Prediction #3: A basket of beaten down COVID winners outperform. Companies like Peloton, Stitch Fix, Zoom, and several others were insane COVID beneficiaries. In the back half of 2021, all of them substantially underperformed, driven by some combination of “comping the comp” (i.e. last year’s numbers were incredible, driven by COVID headwinds, and now they’re reporting results that are generally good in an absolute sense but poor when compared to those great quarters) and investors starting to worry about their businesses as the world opened back up. COVID took these businesses to new heights, and I think at current prices investors are way underestimating them. For example, Peloton is trading for ~7x their annualized subscription revenue right now; that’s bonkers for a business that is roughly as addictive as cigarettes (yes, yes; I know the comp is a stretch and there are all sorts of issues with it, but it’s still an interesting figure and shows you just how ingrained Peloton can become to people’s lives). Stitch Fix is trading for <1x revenue and <2x GP; you can find legacy department stores that trade richer than that. I get that each of these businesses face headwinds going forward (both related to COVID in general and for idiosyncratic business specific reasons), but these are businesses with insane upside potential that customers love. Some of these business will continue to struggle, but a few of them will figure out their issues and see their stocks double or more, and on the whole a basket of them will do very well.

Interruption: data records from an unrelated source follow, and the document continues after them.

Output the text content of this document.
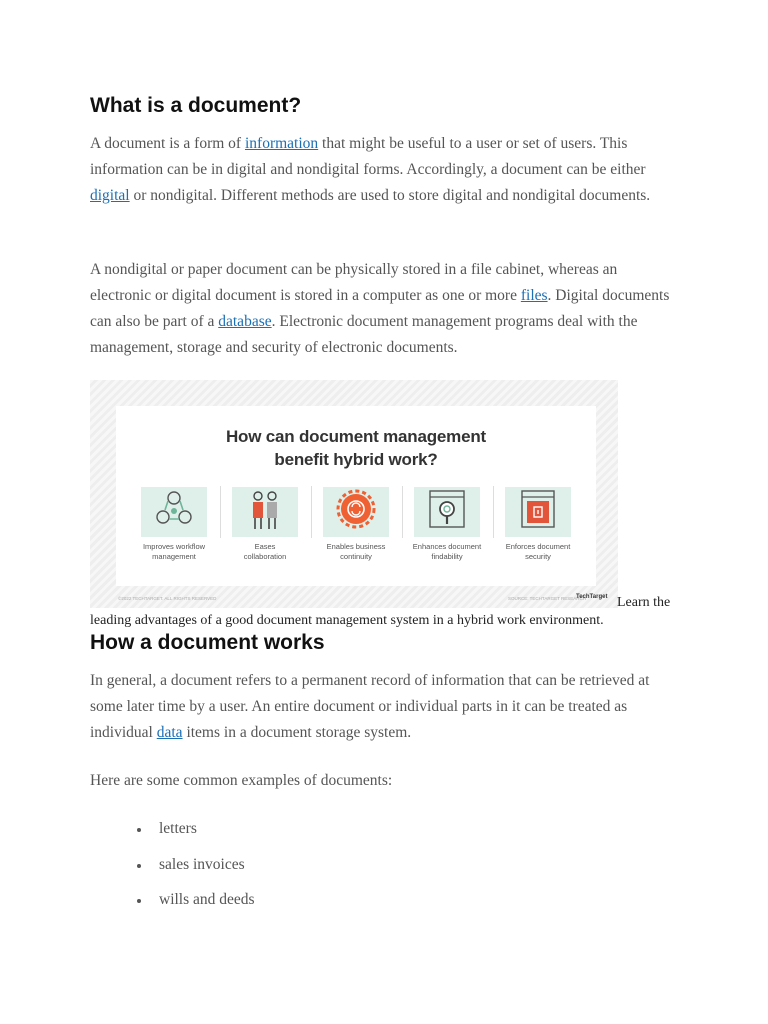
What is a document?

A document is a form of information that might be useful to a user or set of users. This information can be in digital and nondigital forms. Accordingly, a document can be either digital or nondigital. Different methods are used to store digital and nondigital documents.

A nondigital or paper document can be physically stored in a file cabinet, whereas an electronic or digital document is stored in a computer as one or more files. Digital documents can also be part of a database. Electronic document management programs deal with the management, storage and security of electronic documents.

How can document management
benefit hybrid work?
Improves workflow
management
Eases
collaboration
Enables business
continuity
Enhances document
findability
Enforces document
security
©2022 TECHTARGET. ALL RIGHTS RESERVED	SOURCE: TECHTARGET RESEARCH
TechTarget Learn the
leading advantages of a good document management system in a hybrid work environment.

How a document works

In general, a document refers to a permanent record of information that can be retrieved at some later time by a user. An entire document or individual parts in it can be treated as individual data items in a document storage system.

Here are some common examples of documents:

letters
sales invoices
wills and deeds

Prediction #4: The law of large numbers finally catches up to Apple, Amazon, and Tesla: Great companies all (well, I have some doubts about Tesla, though bulls like Eric Markowitz lay out a nice case for upside), but the valuation on these is simply too rich and all face some combination of looming increased competition, regulatory scrutiny, and management / cultural changes. Not saying any of these are going down 50% or anything, but all of them substantially underperform the indices in 2022l I know the internet breaks a lot of what we know about returns to scale, but the largest companies in the world simply can’t continue to outperform like this.

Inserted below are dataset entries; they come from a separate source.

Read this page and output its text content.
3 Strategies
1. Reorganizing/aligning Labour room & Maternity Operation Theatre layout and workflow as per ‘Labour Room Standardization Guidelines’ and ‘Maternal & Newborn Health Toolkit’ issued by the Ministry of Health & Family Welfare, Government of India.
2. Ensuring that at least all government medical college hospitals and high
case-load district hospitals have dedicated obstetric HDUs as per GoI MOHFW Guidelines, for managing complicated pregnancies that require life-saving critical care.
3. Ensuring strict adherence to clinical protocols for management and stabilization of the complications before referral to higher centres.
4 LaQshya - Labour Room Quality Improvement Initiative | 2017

Amazon’s performance this year isn’t quite rip roaring, but it’s obviously had an insane run over the past decade. And I worry about the execution there with Bezos gone; so Amazon is more a culture / regulation / valuation bet, while the other two would fit that definition plus have “their stocks have been en fuego” mixed in.
Note that I didn’t include Facebook, Google, Netflix, or Microsoft in there. I’m not an expert on any, but honestly they seem reasonably valued than the other three IMO.
Again, I’m just mouth betting here, but other names that seem ripe for large numbers catching up to them include COST, CRM, and a ton of consumer staples like PG or KO.
Prediction #5: Waves of pre-deal SPACs fail. One of my resolutions for 2022 is to talk about SPACs less, so I’d better get some SPAC talk out now! Still, I don’t think that resolution is going to be hard: we’re going to see waves of SPACs fail to successfully complete deals and eventually liquidate in 2022. There’s simply too many SPACs searching for deals, and the recent performance of deSPAC’d companies across the board has been so bad that I think all but the most reputable sponsors are going to have trouble getting their deals over the finish line (see chart below; you simply can’t have a SPAC index drop ~30% while the indices go up >10% without having investors question if they want to hold any SPACs thought deals!).